Q and A: Does my nonprofit need to register in multiple states?
Nonprofits that solicit funds online — or use other fundraising methods that cross state boundaries — may need to register in multiple jurisdictions. If this is news to you, read on.
Commonly Asked Questions
My charity receives only occasional contributions from out-of-state donors. Do I need to register with those states? Yes, but only if you’re actually asking for donations in those states. The critical activity is soliciting, not accepting, funds. But remember, email and text blasts and Twitter and Facebook appeals are likely to be considered multistate solicitations.
That said, some nonprofits are generally exempt from registering or may need to register but aren’t required to file annually. For example, many states exempt churches, synagogues and other religious congregations, as well as nonprofits with total annual incomes from all sources of less than $25,000. Some exceptions include Illinois and California, which require even charities with income of less than $25,000 to register and file annually.
It sounds like registration rules vary by state. Yep, that’s what makes the registration process so difficult! A handful of states don’t require charities to register at all.

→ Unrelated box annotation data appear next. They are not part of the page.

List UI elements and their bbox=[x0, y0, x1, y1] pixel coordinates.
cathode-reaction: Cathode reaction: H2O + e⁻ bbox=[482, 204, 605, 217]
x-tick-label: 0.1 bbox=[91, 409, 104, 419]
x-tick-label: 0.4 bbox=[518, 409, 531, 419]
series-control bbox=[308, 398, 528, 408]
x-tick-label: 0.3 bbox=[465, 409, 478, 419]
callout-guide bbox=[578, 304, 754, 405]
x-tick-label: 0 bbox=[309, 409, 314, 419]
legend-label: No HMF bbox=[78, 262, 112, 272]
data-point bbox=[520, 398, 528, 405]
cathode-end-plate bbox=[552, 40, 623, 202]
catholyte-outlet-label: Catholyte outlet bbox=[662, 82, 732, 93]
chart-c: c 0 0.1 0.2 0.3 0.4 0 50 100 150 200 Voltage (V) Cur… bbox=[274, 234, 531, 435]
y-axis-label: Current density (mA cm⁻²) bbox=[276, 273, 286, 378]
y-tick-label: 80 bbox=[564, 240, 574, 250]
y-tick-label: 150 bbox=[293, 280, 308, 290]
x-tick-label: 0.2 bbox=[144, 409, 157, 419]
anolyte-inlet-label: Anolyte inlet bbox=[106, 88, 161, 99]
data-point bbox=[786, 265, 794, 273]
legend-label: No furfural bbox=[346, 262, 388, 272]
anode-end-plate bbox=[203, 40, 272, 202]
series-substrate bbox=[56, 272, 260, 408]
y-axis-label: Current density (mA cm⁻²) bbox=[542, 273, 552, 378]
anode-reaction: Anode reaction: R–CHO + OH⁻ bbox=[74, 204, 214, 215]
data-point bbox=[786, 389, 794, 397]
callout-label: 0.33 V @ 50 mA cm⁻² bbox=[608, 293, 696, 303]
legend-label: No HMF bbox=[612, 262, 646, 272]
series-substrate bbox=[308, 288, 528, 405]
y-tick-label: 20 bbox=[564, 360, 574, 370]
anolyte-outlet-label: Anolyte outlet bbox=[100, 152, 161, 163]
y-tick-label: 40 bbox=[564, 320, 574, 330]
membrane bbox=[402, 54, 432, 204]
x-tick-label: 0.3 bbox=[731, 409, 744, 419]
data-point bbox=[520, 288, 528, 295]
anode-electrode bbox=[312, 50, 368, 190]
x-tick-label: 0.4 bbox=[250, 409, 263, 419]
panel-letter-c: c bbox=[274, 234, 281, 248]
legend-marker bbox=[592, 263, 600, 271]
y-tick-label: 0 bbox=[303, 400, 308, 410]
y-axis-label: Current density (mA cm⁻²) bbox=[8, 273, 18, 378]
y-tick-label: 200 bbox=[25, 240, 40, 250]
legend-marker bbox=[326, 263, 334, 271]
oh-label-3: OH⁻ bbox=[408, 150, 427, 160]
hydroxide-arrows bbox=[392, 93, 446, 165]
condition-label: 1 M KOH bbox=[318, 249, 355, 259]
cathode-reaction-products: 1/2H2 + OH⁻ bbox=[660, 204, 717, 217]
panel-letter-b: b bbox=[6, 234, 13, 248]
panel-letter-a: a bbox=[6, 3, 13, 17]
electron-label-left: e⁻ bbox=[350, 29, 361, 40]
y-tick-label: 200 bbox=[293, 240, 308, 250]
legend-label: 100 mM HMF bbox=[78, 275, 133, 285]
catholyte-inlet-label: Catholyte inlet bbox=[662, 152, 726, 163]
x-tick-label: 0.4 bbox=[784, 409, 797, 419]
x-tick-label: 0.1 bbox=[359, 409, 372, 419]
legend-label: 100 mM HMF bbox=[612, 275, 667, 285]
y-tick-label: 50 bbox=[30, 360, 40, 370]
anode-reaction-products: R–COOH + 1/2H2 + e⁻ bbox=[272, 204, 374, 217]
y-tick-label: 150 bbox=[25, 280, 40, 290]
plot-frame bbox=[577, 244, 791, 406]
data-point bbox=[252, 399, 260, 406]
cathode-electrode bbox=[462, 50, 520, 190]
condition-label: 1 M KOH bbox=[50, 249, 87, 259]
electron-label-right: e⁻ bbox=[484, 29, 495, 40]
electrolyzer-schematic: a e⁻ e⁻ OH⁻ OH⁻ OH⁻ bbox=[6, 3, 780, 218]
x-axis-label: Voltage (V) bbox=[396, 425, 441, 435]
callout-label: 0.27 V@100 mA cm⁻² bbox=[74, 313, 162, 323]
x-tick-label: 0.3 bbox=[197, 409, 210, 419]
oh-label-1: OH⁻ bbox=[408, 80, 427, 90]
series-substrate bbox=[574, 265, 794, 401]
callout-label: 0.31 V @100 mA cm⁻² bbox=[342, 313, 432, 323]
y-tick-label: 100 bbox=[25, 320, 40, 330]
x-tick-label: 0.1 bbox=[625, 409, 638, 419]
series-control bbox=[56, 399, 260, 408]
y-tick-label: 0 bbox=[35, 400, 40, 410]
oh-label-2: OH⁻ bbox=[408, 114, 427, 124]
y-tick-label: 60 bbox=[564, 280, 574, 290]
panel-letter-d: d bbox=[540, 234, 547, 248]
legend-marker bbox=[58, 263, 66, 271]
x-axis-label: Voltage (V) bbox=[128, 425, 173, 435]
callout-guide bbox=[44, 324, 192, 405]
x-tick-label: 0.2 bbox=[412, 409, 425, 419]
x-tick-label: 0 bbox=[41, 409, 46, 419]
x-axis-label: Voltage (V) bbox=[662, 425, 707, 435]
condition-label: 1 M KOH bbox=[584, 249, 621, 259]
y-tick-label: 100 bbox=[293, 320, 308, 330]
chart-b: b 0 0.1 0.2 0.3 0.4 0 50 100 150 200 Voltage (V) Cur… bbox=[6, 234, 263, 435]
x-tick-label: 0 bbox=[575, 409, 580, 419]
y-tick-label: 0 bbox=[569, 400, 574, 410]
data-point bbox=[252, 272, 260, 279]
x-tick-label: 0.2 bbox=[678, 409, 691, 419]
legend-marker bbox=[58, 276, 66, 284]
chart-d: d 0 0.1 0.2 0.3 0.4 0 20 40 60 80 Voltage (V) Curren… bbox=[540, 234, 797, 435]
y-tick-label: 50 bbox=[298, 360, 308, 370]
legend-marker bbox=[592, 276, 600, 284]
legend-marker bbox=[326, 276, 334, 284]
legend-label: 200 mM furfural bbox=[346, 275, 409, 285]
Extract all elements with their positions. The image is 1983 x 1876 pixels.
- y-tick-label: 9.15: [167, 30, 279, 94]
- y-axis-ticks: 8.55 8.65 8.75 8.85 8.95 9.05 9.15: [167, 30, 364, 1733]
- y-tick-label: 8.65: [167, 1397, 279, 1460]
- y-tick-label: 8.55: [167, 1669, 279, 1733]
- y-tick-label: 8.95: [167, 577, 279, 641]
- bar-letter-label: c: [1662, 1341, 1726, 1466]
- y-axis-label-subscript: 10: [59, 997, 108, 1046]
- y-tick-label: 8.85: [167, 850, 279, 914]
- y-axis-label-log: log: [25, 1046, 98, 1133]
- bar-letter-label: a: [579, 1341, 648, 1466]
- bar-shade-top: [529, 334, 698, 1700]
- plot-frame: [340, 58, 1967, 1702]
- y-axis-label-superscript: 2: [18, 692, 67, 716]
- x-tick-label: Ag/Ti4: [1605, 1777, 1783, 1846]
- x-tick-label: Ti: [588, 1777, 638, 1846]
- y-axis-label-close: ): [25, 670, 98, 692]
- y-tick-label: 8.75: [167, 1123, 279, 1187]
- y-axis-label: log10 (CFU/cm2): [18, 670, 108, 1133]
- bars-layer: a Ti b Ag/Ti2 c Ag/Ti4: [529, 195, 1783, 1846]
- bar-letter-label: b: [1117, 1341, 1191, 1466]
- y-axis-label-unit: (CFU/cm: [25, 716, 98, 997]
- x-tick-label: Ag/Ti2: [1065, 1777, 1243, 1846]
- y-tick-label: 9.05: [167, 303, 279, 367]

The remaining ones have varying rules, income thresholds, exceptions, registration fees and fines for violations. Even the agencies that regulate charities differ by state. For example, if your charity wants to raise funds in Utah, you register with the Department of Commerce; in Connecticut, the Department of Consumer Protection; and in Alabama, the Office of the Attorney General, to name a few variations. The National Association of State Charity Officials provides a list of the state offices that regulate charitable solicitations at http://www.nasconet.org/documents/u-s-charity-offices.
How much does it cost to register? Again, this varies by state — ranging from $0 to $2,000. And some states require nonprofits to jump through additional hoops. In West Virginia, charities receiving more than $200,000 must submit audited financial statements when they register. In Pennsylvania, nonprofits with contributions totaling $300,000 or more must submit such statements annually. Some states require charities to prepare “disclosure statements” and include them in all solicitation materials.
Is there a simple way to register with every state? Unfortunately not. Most states require you to complete a general information form and submit it with your last financial statement, a list of officers and directors, a copy of your originating document and your IRS-issued tax-exempt determination letter. First-time registrants can use a Unified Registration Statement in 37 states. However, even in those states, annual renewals and reports must be submitted using individual state forms.
What are the consequences of not registering in states where my nonprofit raises funds? Your organization, officers and board members could face civil and criminal penalties, including fines as high as $25,000. Your charity might lose its ability to solicit funds in certain states or even lose its nonprofit status with the IRS. Note that states expect charities to register before they begin soliciting funds. If you’ve been accepting donations in a state where you’re not registered, you may be vulnerable to penalties.
Do I need to tell the IRS where my nonprofit is registered? Yes, Form 990 asks you to list the states where you’re required to file a copy of your return.
Weighing Benefits and Drawbacks
Given the resources involved, think about whether the amount your charity collects from cross-border solicitations is worth all the trouble. For some nonprofits, it may make sense to pull back and focus exclusively on local fundraising.
But if out-of-state contributions are critical to your nonprofit’s health and you can’t spare the time to register your nonprofit in every last state, consider outsourcing the task. Several companies specialize in registering nonprofits. Also talk to your CPA for ways to make the job less onerous. For example, because IRS and state filings cover similar ground, your tax advisor might be able to prepare and submit them at the same time.